Grossner notes that a good deal of the value proposition of his firm's product is that the service allows users to self-authenticate and that it's simple to use and consistent from site to site. Forcing users to sign up for service at each site would certainly reduce convenience for users, but would it necessarily be a bad thing for host organizations?

In most facilities, Grossner says, it would not be possible for a freeloader to use bandwidth without permission because they'd be clearly visible doing it in public areas. But what about just outside the front door? At sites where Sesame designed and built the Wi-Fi LAN—the majority—it uses equipment that allows engineers to control power output of access points to ensure that coverage doesn't extend outside the facility. "Some clients were concerned with leakage," he admits.
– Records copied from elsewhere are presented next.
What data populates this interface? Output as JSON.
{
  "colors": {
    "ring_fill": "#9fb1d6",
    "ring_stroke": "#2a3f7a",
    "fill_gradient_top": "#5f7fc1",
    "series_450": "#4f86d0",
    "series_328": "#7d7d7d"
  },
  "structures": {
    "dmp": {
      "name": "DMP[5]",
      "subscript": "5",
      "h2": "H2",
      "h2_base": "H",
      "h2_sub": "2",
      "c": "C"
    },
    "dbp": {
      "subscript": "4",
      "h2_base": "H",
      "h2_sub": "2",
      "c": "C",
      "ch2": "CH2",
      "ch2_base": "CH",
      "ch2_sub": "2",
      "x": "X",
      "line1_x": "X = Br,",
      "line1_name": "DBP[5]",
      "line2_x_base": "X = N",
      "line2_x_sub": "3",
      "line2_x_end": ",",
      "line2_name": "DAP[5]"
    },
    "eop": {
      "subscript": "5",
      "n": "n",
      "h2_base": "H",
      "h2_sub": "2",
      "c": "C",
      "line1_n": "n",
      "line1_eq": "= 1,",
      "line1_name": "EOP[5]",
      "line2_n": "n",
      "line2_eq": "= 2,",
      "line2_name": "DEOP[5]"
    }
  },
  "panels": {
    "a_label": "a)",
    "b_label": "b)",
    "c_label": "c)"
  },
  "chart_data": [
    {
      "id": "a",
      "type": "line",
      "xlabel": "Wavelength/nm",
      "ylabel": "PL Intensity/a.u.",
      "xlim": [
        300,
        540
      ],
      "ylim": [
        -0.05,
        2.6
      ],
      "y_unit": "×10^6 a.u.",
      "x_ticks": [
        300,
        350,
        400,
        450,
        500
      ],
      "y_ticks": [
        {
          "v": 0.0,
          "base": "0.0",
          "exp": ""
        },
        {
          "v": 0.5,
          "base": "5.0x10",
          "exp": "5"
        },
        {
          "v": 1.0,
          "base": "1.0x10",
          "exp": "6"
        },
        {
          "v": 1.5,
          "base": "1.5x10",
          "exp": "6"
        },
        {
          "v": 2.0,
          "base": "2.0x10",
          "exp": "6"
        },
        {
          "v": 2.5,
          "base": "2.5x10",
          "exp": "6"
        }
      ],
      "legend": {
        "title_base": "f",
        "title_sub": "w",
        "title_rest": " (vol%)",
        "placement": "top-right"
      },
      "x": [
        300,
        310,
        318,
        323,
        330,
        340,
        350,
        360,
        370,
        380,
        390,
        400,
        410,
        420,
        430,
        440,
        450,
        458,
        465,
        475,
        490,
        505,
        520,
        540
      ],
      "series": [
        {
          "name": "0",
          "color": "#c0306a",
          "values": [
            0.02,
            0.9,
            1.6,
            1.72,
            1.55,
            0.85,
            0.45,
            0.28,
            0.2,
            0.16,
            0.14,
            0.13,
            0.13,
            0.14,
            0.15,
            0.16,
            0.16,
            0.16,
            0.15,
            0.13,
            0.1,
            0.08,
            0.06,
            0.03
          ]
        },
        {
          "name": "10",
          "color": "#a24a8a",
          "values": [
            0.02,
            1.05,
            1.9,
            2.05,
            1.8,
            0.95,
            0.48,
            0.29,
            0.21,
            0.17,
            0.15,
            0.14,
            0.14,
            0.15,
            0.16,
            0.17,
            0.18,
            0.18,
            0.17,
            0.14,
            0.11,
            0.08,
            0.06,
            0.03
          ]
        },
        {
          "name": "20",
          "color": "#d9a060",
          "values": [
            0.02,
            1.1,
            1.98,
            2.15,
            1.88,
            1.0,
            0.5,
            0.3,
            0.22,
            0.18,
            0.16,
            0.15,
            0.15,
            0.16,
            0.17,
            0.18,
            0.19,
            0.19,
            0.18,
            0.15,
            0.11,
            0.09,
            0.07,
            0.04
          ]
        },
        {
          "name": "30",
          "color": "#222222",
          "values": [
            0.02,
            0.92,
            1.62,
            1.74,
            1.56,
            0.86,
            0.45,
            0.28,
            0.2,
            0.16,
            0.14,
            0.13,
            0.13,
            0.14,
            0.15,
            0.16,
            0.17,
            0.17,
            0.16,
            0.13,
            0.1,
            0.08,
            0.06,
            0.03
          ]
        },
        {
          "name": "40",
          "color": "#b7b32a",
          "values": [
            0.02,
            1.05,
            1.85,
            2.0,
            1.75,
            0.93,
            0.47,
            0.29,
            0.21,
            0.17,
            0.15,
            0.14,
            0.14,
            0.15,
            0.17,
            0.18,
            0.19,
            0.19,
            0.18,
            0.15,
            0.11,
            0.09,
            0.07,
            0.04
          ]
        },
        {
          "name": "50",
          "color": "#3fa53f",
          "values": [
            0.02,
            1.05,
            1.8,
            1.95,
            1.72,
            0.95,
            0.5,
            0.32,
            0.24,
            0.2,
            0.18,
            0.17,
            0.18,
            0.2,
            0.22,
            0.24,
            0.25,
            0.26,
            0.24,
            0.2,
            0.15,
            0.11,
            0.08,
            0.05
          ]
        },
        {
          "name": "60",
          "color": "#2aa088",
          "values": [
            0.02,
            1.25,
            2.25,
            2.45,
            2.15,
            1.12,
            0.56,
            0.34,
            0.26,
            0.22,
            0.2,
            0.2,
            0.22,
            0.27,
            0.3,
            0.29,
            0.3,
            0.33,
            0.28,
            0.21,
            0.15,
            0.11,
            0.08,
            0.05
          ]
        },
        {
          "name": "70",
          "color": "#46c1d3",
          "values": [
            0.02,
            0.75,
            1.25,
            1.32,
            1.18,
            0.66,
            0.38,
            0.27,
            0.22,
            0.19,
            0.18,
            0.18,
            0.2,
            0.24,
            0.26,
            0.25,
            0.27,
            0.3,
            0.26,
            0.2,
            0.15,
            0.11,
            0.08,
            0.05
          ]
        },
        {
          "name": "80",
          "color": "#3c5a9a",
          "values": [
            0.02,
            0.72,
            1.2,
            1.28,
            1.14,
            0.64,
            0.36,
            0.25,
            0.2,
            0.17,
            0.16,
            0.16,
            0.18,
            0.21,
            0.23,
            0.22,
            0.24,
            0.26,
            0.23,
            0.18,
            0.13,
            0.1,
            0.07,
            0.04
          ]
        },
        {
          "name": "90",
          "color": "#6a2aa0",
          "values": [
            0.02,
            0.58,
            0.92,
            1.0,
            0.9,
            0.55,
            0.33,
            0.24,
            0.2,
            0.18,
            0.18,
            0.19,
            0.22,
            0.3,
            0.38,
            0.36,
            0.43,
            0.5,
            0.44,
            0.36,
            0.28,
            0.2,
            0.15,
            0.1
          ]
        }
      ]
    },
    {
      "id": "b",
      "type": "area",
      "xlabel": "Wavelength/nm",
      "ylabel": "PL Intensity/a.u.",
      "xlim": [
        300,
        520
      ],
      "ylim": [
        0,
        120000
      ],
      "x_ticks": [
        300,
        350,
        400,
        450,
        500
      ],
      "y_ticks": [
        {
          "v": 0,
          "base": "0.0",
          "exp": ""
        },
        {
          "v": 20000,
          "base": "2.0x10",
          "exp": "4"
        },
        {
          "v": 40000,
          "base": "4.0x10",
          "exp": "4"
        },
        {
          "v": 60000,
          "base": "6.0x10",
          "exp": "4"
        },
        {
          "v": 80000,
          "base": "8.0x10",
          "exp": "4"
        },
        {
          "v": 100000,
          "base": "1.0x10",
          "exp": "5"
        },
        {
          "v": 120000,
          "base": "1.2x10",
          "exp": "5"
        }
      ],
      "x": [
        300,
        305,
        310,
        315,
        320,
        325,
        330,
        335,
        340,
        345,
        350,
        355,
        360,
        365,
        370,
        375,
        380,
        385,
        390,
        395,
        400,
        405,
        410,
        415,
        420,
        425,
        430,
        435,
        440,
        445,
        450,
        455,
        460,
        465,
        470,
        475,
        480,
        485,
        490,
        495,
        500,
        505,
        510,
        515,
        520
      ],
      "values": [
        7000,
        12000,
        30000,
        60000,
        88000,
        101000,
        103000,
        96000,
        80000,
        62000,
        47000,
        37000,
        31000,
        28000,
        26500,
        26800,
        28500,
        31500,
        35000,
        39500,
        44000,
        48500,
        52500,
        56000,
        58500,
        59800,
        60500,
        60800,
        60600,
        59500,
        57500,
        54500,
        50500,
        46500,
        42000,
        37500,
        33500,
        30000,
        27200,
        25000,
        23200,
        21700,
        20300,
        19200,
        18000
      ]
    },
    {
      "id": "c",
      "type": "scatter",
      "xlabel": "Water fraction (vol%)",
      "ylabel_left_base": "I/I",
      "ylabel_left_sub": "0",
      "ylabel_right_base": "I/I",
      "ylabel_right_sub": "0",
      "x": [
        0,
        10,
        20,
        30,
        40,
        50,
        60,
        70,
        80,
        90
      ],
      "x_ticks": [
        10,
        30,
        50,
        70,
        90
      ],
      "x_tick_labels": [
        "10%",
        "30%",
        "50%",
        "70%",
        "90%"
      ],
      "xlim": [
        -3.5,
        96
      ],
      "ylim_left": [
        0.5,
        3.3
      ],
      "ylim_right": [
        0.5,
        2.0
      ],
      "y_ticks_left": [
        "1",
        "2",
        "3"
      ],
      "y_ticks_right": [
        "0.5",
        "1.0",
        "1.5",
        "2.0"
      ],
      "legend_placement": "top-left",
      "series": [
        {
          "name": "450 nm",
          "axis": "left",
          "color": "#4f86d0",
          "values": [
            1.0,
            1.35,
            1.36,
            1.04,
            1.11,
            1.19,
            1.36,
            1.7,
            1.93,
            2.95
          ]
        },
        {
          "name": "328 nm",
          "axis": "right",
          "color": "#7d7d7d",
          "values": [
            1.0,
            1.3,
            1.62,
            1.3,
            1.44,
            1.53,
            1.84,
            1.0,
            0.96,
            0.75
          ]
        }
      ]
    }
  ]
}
Granted, such interlopers would still be traceable and ultimately accountable—perhaps not as accountable to the company whose Wi-Fi service they're actually using, though.

Company factors
Sesame was founded by president and CEO Tom Hope, a former chief technology officer at Bell Canada, and chairman Marc Bouchard, who was CEO at Bell Nexxia, a systems integrator and sister company to Bell Canada. Sesame outsourced development of the hardware and software to TravelNet Technologies, developers of the DataValet Wi-Fi guest services system for hotels.

Sesame is already working on enhancements to the product. One would make it possible for Wi-Fi voice over WLAN-capable phones to self-authenticate at Sesame sites. Another would allow host organizations to selectively give some guests limited access to "the walled garden" behind their firewall—consultants working for them for days or weeks at a time, for example.

It's an interesting product. With more than 25 implementations in a few months, the company appears to be off to a quick start. Can it really hit 5,000 deployments by the end of 2005, though? It sounds aggressive to us. On the other hand, perhaps $1,500 a year is not such a huge price to pay for a virtually self-managing perk you can offer valued customers and suppliers.